The special plea in bar was upheld. The plaintiff's claim was dismissed as it had prescribed. The plaintiff was ordered to bear the defendant's costs on the legal practitioner and client scale (higher scale).
In terms of section 15(d) of the Prescription Act [Chapter 8:11], a debt (claim for damages) prescribes after three years. Prescription commences to run as soon as a debt is due, which is when the plaintiff becomes aware of the material facts giving rise to the claim. Where a plaintiff's own pleadings reveal that he became aware of his injuries and their extent (including permanent disability) shortly after an accident through diagnostic tests, the cause of action arises at that time, not at some later date when further confirmation of those injuries is obtained. A claim instituted more than three years after the plaintiff became aware of the material facts is prescribed and must be dismissed.
The court observed that costs on a higher scale (legal practitioner and client scale) were appropriate because the plaintiff ought to have been "jolted to withdraw his claim" after the prescription issue was raised by the defendant, but instead persisted with a claim that was clearly prescribed. This suggests that parties who persist with clearly unsustainable claims after fundamental defects are pointed out may face punitive cost orders.

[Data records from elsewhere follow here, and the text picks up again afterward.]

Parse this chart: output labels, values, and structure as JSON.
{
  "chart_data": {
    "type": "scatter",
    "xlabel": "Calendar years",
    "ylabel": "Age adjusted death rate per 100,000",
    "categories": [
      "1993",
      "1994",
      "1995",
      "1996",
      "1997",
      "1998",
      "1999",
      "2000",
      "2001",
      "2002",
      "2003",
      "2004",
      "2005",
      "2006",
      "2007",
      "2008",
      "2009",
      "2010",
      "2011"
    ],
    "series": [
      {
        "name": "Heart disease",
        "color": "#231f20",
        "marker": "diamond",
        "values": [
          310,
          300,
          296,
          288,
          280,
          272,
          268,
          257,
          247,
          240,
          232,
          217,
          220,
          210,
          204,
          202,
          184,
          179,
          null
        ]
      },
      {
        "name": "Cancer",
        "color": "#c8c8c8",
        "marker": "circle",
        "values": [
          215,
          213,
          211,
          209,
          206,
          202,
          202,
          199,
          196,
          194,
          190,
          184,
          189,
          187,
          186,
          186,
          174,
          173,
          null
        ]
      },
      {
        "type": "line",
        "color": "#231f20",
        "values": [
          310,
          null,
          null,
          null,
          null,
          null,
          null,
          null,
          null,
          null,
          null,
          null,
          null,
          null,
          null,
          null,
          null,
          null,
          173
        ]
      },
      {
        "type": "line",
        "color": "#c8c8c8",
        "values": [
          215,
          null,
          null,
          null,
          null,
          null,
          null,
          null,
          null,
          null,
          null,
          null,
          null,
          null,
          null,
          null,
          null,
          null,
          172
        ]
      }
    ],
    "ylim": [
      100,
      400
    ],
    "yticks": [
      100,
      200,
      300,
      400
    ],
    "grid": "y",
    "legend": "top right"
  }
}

This case reinforces the strict application of prescription periods under the Prescription Act in Zimbabwe, particularly in workplace injury claims. It emphasizes that the cause of action arises when the plaintiff becomes aware of the material facts giving rise to the claim, not when further medical information becomes available about injuries already known. The case serves as a warning to litigants to timeously institute claims and not to persist with clearly prescribed claims, as evidenced by the award of costs on a higher scale.